During an Earthquake: Drop, Cover, and Hold On!
Ready.gov advises everyone to remember these three steps to stay safe during an earthquake:
Drop where you are, onto your hands and knees.
Cover your head and neck with your arms. If a sturdy table or desk is nearby, crawl underneath it for shelter from falling objects. If no shelter is nearby, crawl to an interior wall away from windows only if you can reach cover without going through an area with debris. Stay on your knees and bend over to protect vital organs.
If you are under a table or desk, hold on with one hand and be ready to move with it if it moves. If not under a table or desk, hold onto your head and neck with both arms and hands. If seated and unable to drop to the floor, bend forward, cover your head with your arms and hold onto your neck with both hands.
If using a wheelchair or a walker with a seat, Lock: make sure your wheels are locked and remain seated. Cover: protect your head and neck with your arms, a pillow, a book or whatever is available. Hold On: maintain your position with head and neck covered until the shaking stops.
- If you are in a vehicle, pull over and stop. Set your parking brake.
- If you are in bed, turn face-down and cover your head and neck with a pillow.
- DO NOT get in a doorway or run outside.
Prepare Before an Earthquake
- Practice Drop, Cover, Hold On with family and coworkers.
- Secure items like bookcases, refrigerators, televisions and objects hanging on walls. Store heavy and breakable objects on low shelves.
- Create a family emergency communication plan that has an out-of-state contact. Plan on a place to meet in case you get separated.
- Make a supply kit that includes enough food and water for at least 3 days; a flashlight, fire extinguisher, and a whistle. Consider each person's safety needs, including medication. Have batteries and charging devices for phones and other critical equipment. Do not forget the needs of pets and service animals.
- Consider obtaining an earthquake insurance policy. A standard homeowners policy does not cover earthquake damage.
- Consider making improvements to your building to fix structural issues that could cause your building to collapse during an earthquake.
After an Earthquake
If an earthquake has just happened, there can be serious hazards such as damage to roads and buildings, leaking gas and water lines and downed power lines.
- Expect aftershocks to follow the main shock.
- Check yourself to see if you are hurt and help others if you have training.
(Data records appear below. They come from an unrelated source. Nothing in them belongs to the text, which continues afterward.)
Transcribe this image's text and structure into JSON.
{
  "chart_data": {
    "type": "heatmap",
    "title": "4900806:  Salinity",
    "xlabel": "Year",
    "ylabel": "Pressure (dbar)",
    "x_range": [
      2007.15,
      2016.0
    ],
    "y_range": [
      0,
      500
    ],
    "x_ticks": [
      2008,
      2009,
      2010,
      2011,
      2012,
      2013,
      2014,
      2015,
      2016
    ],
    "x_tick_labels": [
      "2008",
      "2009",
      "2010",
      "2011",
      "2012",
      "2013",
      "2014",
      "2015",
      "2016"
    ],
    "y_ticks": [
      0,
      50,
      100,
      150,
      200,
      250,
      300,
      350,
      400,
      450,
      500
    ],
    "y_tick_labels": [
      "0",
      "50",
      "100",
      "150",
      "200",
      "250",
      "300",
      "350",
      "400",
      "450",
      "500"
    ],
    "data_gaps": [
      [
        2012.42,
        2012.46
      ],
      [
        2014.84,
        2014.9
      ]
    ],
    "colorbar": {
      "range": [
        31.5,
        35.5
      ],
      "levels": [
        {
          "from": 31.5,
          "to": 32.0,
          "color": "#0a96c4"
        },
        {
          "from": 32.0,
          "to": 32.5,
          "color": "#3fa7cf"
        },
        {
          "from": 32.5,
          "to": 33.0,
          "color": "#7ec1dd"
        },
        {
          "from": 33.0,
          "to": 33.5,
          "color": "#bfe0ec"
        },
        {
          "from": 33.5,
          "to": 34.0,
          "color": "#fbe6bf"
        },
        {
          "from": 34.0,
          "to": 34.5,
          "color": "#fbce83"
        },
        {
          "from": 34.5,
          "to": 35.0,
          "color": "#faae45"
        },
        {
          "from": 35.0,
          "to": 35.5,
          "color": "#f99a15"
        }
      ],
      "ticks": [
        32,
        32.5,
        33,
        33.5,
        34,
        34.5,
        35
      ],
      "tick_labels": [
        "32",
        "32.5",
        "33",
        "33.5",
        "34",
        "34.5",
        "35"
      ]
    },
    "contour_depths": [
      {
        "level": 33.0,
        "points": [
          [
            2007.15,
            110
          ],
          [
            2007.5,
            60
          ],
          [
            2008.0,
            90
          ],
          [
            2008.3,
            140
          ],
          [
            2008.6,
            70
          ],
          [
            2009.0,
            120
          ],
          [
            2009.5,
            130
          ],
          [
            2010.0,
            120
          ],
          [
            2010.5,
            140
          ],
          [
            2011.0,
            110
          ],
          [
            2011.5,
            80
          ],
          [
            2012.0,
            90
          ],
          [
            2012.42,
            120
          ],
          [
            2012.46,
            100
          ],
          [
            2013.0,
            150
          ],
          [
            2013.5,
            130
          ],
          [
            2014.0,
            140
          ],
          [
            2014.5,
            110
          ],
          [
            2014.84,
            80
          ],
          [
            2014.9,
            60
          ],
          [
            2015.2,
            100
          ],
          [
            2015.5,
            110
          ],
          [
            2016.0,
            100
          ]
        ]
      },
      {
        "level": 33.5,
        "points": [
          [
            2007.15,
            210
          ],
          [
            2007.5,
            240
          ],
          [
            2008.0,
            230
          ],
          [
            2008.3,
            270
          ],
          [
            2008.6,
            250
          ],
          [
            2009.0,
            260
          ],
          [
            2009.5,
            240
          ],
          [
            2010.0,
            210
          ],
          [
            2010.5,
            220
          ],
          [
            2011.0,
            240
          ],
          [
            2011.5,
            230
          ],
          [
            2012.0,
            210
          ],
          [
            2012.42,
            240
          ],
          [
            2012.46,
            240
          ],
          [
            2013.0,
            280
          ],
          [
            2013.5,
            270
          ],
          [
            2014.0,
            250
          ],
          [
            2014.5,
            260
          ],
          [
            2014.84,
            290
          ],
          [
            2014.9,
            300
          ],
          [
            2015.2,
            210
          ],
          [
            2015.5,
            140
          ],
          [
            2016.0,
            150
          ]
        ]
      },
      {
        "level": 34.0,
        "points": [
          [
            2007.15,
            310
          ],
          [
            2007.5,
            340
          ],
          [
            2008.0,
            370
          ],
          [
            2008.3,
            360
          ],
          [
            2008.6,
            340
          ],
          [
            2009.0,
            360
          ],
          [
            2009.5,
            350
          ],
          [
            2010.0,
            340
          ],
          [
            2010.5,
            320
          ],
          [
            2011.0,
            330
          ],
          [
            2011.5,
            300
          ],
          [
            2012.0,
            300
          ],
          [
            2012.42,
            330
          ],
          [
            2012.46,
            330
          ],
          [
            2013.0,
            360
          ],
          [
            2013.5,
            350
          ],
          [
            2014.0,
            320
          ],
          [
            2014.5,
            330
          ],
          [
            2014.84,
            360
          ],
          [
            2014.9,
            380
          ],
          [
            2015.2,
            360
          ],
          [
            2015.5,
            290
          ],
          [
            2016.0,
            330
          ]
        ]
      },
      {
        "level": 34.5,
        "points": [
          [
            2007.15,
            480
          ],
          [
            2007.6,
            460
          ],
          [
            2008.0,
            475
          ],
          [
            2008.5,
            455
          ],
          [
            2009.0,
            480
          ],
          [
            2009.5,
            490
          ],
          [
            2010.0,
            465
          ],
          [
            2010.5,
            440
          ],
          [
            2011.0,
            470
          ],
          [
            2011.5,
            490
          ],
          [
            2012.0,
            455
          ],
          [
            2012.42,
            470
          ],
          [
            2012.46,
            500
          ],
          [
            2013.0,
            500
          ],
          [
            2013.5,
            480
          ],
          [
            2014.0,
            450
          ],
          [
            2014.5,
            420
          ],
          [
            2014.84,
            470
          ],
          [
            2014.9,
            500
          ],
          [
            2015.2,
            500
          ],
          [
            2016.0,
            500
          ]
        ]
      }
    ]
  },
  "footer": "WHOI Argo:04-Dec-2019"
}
To learn how to be the Help Until Help Arrives, click here.
- If you are in a damaged building, go outside and move away from it.
- Do not enter damaged buildings.
- If you are trapped, protect your mouth, nose and eyes from dust. Send a text, bang a pipe or wall, or use a whistle so that rescuers can locate you.
- If you are in an area that experiences tsunamis, go inland or get to higher ground immediately after the shaking stops.
- Once you are safe, listen to local news reports for emergency information and instructions. Be very careful during post-disaster clean up and do not attempt to remove heavy debris by yourself. Wear protective clothing.